Vor der Schleyerhalle ist die Stimmung recht erwartungsfroh. Kleine Kinder drücken ihre Nasen an den Scheiben der Busse platt und winken den Helfern draußen bei der Abfahrt zu. Viele Flüchtlinge verabschieden sich per Handschlag oder Umarmung vom Personal in der Halle. Immer mal wieder wird es kurz laut, wenn Leute in bestimmten Bussen sitzen wollen oder mit der Gepäckverladung nicht einverstanden sind. Doch bei den meisten ist die Laune gut. Sie wissen offenbar nicht, dass sie nur ins nächste Notquartier gebracht werden.

Drin in den Sälen beginnt derweil der Kehraus. In manchen Ecken türmt sich der Müll zwischen den Feldbetten. Auf den Boden haben Kinder mit Kreide bunte Bilder gemalt. An diesem Donnerstag muss alles besenrein sein, die Hallen werden für die bevorstehende Gymnastik-WM gebraucht.

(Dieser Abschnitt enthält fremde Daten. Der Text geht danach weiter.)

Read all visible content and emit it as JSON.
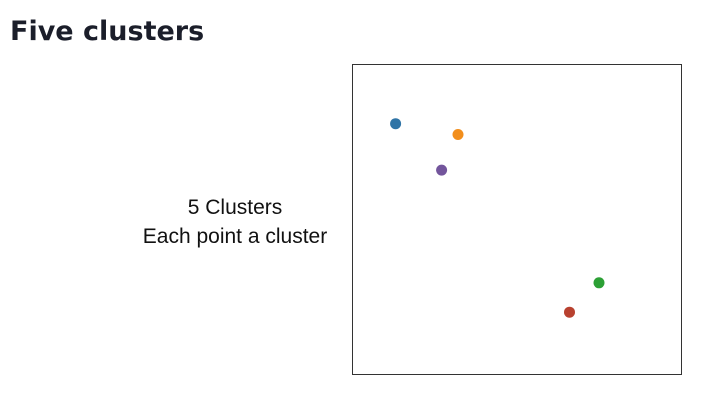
{
  "page": {
    "title": "Five clusters"
  },
  "caption": {
    "line1": "5 Clusters",
    "line2": "Each point a cluster"
  },
  "chart_data": {
    "type": "scatter",
    "title": "",
    "xlabel": "",
    "ylabel": "",
    "xlim": [
      0,
      10
    ],
    "ylim": [
      0,
      10
    ],
    "grid": false,
    "axes_ticks": false,
    "series": [
      {
        "color": "#2f74a6",
        "points": [
          {
            "x": 1.3,
            "y": 8.1
          }
        ]
      },
      {
        "color": "#f28e1c",
        "points": [
          {
            "x": 3.2,
            "y": 7.75
          }
        ]
      },
      {
        "color": "#73559c",
        "points": [
          {
            "x": 2.7,
            "y": 6.6
          }
        ]
      },
      {
        "color": "#2ca035",
        "points": [
          {
            "x": 7.5,
            "y": 2.95
          }
        ]
      },
      {
        "color": "#b8412f",
        "points": [
          {
            "x": 6.6,
            "y": 2.0
          }
        ]
      }
    ]
  }
}
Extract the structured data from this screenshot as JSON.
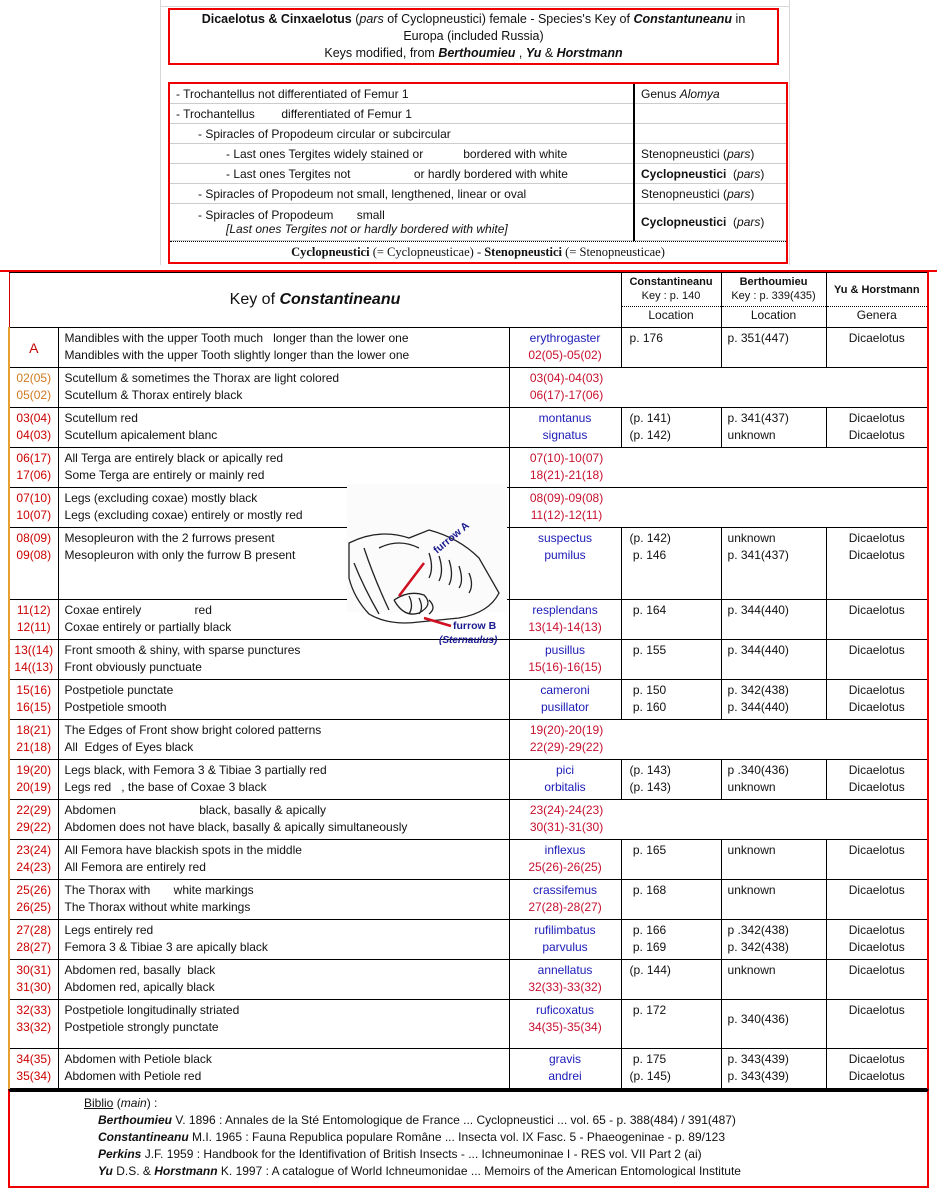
{
  "title": {
    "line1_bold1": "Dicaelotus & Cinxaelotus",
    "line1_ital": "pars",
    "line1_pre": " (",
    "line1_mid": " of Cyclopneustici) female - Species's Key of ",
    "line1_bold2": "Constantuneanu",
    "line1_end": " in",
    "line2": "Europa (included Russia)",
    "line3_pre": "Keys modified, from ",
    "line3_b1": "Berthoumieu",
    "line3_sep": " , ",
    "line3_b2": "Yu",
    "line3_amp": " & ",
    "line3_b3": "Horstmann"
  },
  "pre_key": {
    "rows": [
      {
        "text": "- Trochantellus not differentiated of Femur 1",
        "indent": 0,
        "result": "Genus ",
        "result_ital": "Alomya"
      },
      {
        "text": "- Trochantellus        differentiated of Femur 1",
        "indent": 0,
        "result": ""
      },
      {
        "text": "- Spiracles of Propodeum circular or subcircular",
        "indent": 1,
        "result": ""
      },
      {
        "text": "- Last ones Tergites widely stained or            bordered with white",
        "indent": 2,
        "result": "Stenopneustici (",
        "result_ital": "pars",
        "result_end": ")"
      },
      {
        "text": "- Last ones Tergites not                   or hardly bordered with white",
        "indent": 2,
        "result_bold": "Cyclopneustici",
        "result": "  (",
        "result_ital": "pars",
        "result_end": ")"
      },
      {
        "text": "- Spiracles of Propodeum not small, lengthened, linear or oval",
        "indent": 1,
        "result": "Stenopneustici (",
        "result_ital": "pars",
        "result_end": ")"
      },
      {
        "text": "- Spiracles of Propodeum       small",
        "text2": "[Last ones Tergites not or hardly bordered with white]",
        "indent": 1,
        "result_bold": "Cyclopneustici",
        "result": "  (",
        "result_ital": "pars",
        "result_end": ")"
      }
    ],
    "footer_b1": "Cyclopneustici",
    "footer_mid": " (= Cyclopneusticae)  -  ",
    "footer_b2": "Stenopneustici",
    "footer_end": " (= Stenopneusticae)"
  },
  "main_header": {
    "title_pre": "Key of ",
    "title_bold": "Constantineanu",
    "col_const": "Constantineanu",
    "col_const_sub": "Key : p. 140",
    "col_berth": "Berthoumieu",
    "col_berth_sub": "Key : p. 339(435)",
    "col_yu": "Yu & Horstmann",
    "loc1": "Location",
    "loc2": "Location",
    "genera": "Genera"
  },
  "rows": [
    {
      "codes": [
        "A"
      ],
      "big": true,
      "desc": [
        "Mandibles with the upper Tooth much   longer than the lower one",
        "Mandibles with the upper Tooth slightly longer than the lower one"
      ],
      "links": [
        [
          "sp",
          "erythrogaster"
        ],
        [
          "cd",
          "02(05)-05(02)"
        ]
      ],
      "const": [
        "p. 176"
      ],
      "berth": [
        "p. 351(447)"
      ],
      "yu": [
        "Dicaelotus"
      ]
    },
    {
      "codes": [
        "02(05)",
        "05(02)"
      ],
      "orange": true,
      "desc": [
        "Scutellum & sometimes the Thorax are light colored",
        "Scutellum & Thorax entirely black"
      ],
      "links": [
        [
          "cd",
          "03(04)-04(03)"
        ],
        [
          "cd",
          "06(17)-17(06)"
        ]
      ],
      "span": true
    },
    {
      "codes": [
        "03(04)",
        "04(03)"
      ],
      "desc": [
        "Scutellum red",
        "Scutellum apicalement blanc"
      ],
      "links": [
        [
          "sp",
          "montanus"
        ],
        [
          "sp",
          "signatus"
        ]
      ],
      "const": [
        "(p. 141)",
        "(p. 142)"
      ],
      "berth": [
        "p. 341(437)",
        "unknown"
      ],
      "yu": [
        "Dicaelotus",
        "Dicaelotus"
      ]
    },
    {
      "codes": [
        "06(17)",
        "17(06)"
      ],
      "desc": [
        "All Terga are entirely black or apically red",
        "Some Terga are entirely or mainly red"
      ],
      "links": [
        [
          "cd",
          "07(10)-10(07)"
        ],
        [
          "cd",
          "18(21)-21(18)"
        ]
      ],
      "span": true
    },
    {
      "codes": [
        "07(10)",
        "10(07)"
      ],
      "desc": [
        "Legs (excluding coxae) mostly black",
        "Legs (excluding coxae) entirely or mostly red"
      ],
      "links": [
        [
          "cd",
          "08(09)-09(08)"
        ],
        [
          "cd",
          "11(12)-12(11)"
        ]
      ],
      "span": true
    },
    {
      "codes": [
        "08(09)",
        "09(08)"
      ],
      "desc": [
        "Mesopleuron with the 2 furrows present",
        "Mesopleuron with only the furrow B present"
      ],
      "links": [
        [
          "sp",
          "suspectus"
        ],
        [
          "sp",
          "pumilus"
        ]
      ],
      "const": [
        "(p. 142)",
        " p. 146"
      ],
      "berth": [
        "unknown",
        "p. 341(437)"
      ],
      "yu": [
        "Dicaelotus",
        "Dicaelotus"
      ]
    },
    {
      "codes": [
        "11(12)",
        "12(11)"
      ],
      "desc": [
        "Coxae entirely                red",
        "Coxae entirely or partially black"
      ],
      "links": [
        [
          "sp",
          "resplendans"
        ],
        [
          "cd",
          "13(14)-14(13)"
        ]
      ],
      "const": [
        " p. 164"
      ],
      "berth": [
        "p. 344(440)"
      ],
      "yu": [
        "Dicaelotus"
      ]
    },
    {
      "codes": [
        "13((14)",
        "14((13)"
      ],
      "desc": [
        "Front smooth & shiny, with sparse punctures",
        "Front obviously punctuate"
      ],
      "links": [
        [
          "sp",
          "pusillus"
        ],
        [
          "cd",
          "15(16)-16(15)"
        ]
      ],
      "const": [
        " p. 155"
      ],
      "berth": [
        "p. 344(440)"
      ],
      "yu": [
        "Dicaelotus"
      ]
    },
    {
      "codes": [
        "15(16)",
        "16(15)"
      ],
      "desc": [
        "Postpetiole punctate",
        "Postpetiole smooth"
      ],
      "links": [
        [
          "sp",
          "cameroni"
        ],
        [
          "sp",
          "pusillator"
        ]
      ],
      "const": [
        " p. 150",
        " p. 160"
      ],
      "berth": [
        "p. 342(438)",
        "p. 344(440)"
      ],
      "yu": [
        "Dicaelotus",
        "Dicaelotus"
      ]
    },
    {
      "codes": [
        "18(21)",
        "21(18)"
      ],
      "desc": [
        "The Edges of Front show bright colored patterns",
        "All  Edges of Eyes black"
      ],
      "links": [
        [
          "cd",
          "19(20)-20(19)"
        ],
        [
          "cd",
          "22(29)-29(22)"
        ]
      ],
      "span": true
    },
    {
      "codes": [
        "19(20)",
        "20(19)"
      ],
      "desc": [
        "Legs black, with Femora 3 & Tibiae 3 partially red",
        "Legs red   , the base of Coxae 3 black"
      ],
      "links": [
        [
          "sp",
          "pici"
        ],
        [
          "sp",
          "orbitalis"
        ]
      ],
      "const": [
        "(p. 143)",
        "(p. 143)"
      ],
      "berth": [
        "p .340(436)",
        "unknown"
      ],
      "yu": [
        "Dicaelotus",
        "Dicaelotus"
      ]
    },
    {
      "codes": [
        "22(29)",
        "29(22)"
      ],
      "desc": [
        "Abdomen                         black, basally & apically",
        "Abdomen does not have black, basally & apically simultaneously"
      ],
      "links": [
        [
          "cd",
          "23(24)-24(23)"
        ],
        [
          "cd",
          "30(31)-31(30)"
        ]
      ],
      "span": true
    },
    {
      "codes": [
        "23(24)",
        "24(23)"
      ],
      "desc": [
        "All Femora have blackish spots in the middle",
        "All Femora are entirely red"
      ],
      "links": [
        [
          "sp",
          "inflexus"
        ],
        [
          "cd",
          "25(26)-26(25)"
        ]
      ],
      "const": [
        " p. 165"
      ],
      "berth": [
        "unknown"
      ],
      "yu": [
        "Dicaelotus"
      ]
    },
    {
      "codes": [
        "25(26)",
        "26(25)"
      ],
      "desc": [
        "The Thorax with       white markings",
        "The Thorax without white markings"
      ],
      "links": [
        [
          "sp",
          "crassifemus"
        ],
        [
          "cd",
          "27(28)-28(27)"
        ]
      ],
      "const": [
        " p. 168"
      ],
      "berth": [
        "unknown"
      ],
      "yu": [
        "Dicaelotus"
      ]
    },
    {
      "codes": [
        "27(28)",
        "28(27)"
      ],
      "desc": [
        "Legs entirely red",
        "Femora 3 & Tibiae 3 are apically black"
      ],
      "links": [
        [
          "sp",
          "rufilimbatus"
        ],
        [
          "sp",
          "parvulus"
        ]
      ],
      "const": [
        " p. 166",
        " p. 169"
      ],
      "berth": [
        "p .342(438)",
        "p. 342(438)"
      ],
      "yu": [
        "Dicaelotus",
        "Dicaelotus"
      ]
    },
    {
      "codes": [
        "30(31)",
        "31(30)"
      ],
      "desc": [
        "Abdomen red, basally  black",
        "Abdomen red, apically black"
      ],
      "links": [
        [
          "sp",
          "annellatus"
        ],
        [
          "cd",
          "32(33)-33(32)"
        ]
      ],
      "const": [
        "(p. 144)"
      ],
      "berth": [
        "unknown"
      ],
      "yu": [
        "Dicaelotus"
      ]
    },
    {
      "codes": [
        "32(33)",
        "33(32)"
      ],
      "desc": [
        "Postpetiole longitudinally striated",
        "Postpetiole strongly punctate"
      ],
      "links": [
        [
          "sp",
          "ruficoxatus"
        ],
        [
          "cd",
          "34(35)-35(34)"
        ]
      ],
      "const": [
        " p. 172"
      ],
      "berth": [
        "",
        "p. 340(436)"
      ],
      "yu": [
        "Dicaelotus"
      ]
    },
    {
      "codes": [
        "34(35)",
        "35(34)"
      ],
      "desc": [
        "Abdomen with Petiole black",
        "Abdomen with Petiole red"
      ],
      "links": [
        [
          "sp",
          "gravis"
        ],
        [
          "sp",
          "andrei"
        ]
      ],
      "const": [
        " p. 175",
        "(p. 145)"
      ],
      "berth": [
        "p. 343(439)",
        "p. 343(439)"
      ],
      "yu": [
        "Dicaelotus",
        "Dicaelotus"
      ]
    }
  ],
  "figure": {
    "label_a": "furrow A",
    "label_b": "furrow B",
    "label_b2": "(Sternaulus)"
  },
  "biblio": {
    "head": "Biblio",
    "head_ital": "main",
    "entries": [
      {
        "b": "Berthoumieu",
        "t": " V. 1896  :  Annales de la Sté Entomologique de France ... Cyclopneustici ... vol. 65 - p. 388(484) / 391(487)"
      },
      {
        "b": "Constantineanu",
        "t": " M.I. 1965 : Fauna Republica populare Române ... Insecta vol. IX Fasc. 5 -  Phaeogeninae - p. 89/123"
      },
      {
        "b": "Perkins",
        "t": " J.F. 1959 : Handbook for the Identifivation of British Insects - ... Ichneumoninae I - RES vol. VII Part 2 (ai)"
      },
      {
        "b": "Yu",
        "t": " D.S. & ",
        "b2": "Horstmann",
        "t2": " K. 1997 : A catalogue of World Ichneumonidae ... Memoirs of the American Entomological Institute"
      }
    ]
  },
  "colors": {
    "border": "#e00000",
    "species": "#1a1ab8",
    "code": "#c8102e",
    "orange": "#d07a20"
  }
}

Das Inventar bauen die Helfer erst gar nicht ab. Die Feldbetten werden direkt auf Tieflader gepackt. Die Lastwagen fahren dem Flüchtlingstross hinterher, quer durchs Land. In Offenburg geht es schneller, die bereits zusammengebauten Betten gleich wieder aufzustellen. Selbst die Polizei packt bei der Arbeit mit an.

Tieflader mit Feldbetten folgen den Bussen

Die Planung wird immer kurzfristiger. Erst am Dienstagabend hat das Regierungspräsidium Freiburg erfahren, dass die 500 Leute aus Stuttgart nicht nach Sinsheim, sondern in den Südwesten des Landes kommen. „Wir haben am Mittwochmorgen einen Krisenstab einberufen und verschiedene Unterbringungsmöglichkeiten geprüft“, sagt ein Sprecher. Die Stadt Offenburg habe kurzfristig ihre Hilfe zugesagt. Zu diesem Zeitpunkt sind an der Schleyerhalle bereits die ersten Busse vorgefahren. „Notunterkünfte sind derzeit unumgänglich“, sagt Sabine Beck, „auch wenn wir das eigentlich nicht wollen. Die Planung muss landesweit laufen, das Integrationsministerium muss entsprechend handeln.“ Dort teilt ein Sprecher nur mit, dass die „Unterbringungslage im Land nach wie vor angespannt“ sei.

Vor der Schleyerhalle steigen die letzten Flüchtlinge in die Busse. Einige von ihnen tragen Filmwerbung auf der Brust. „Täterätää – die Kirche bleibt im Dorf 2“, steht auf den gespendeten T-Shirts. Ein weiteres groteskes Bild vor einer irrwitzigen Fahrt.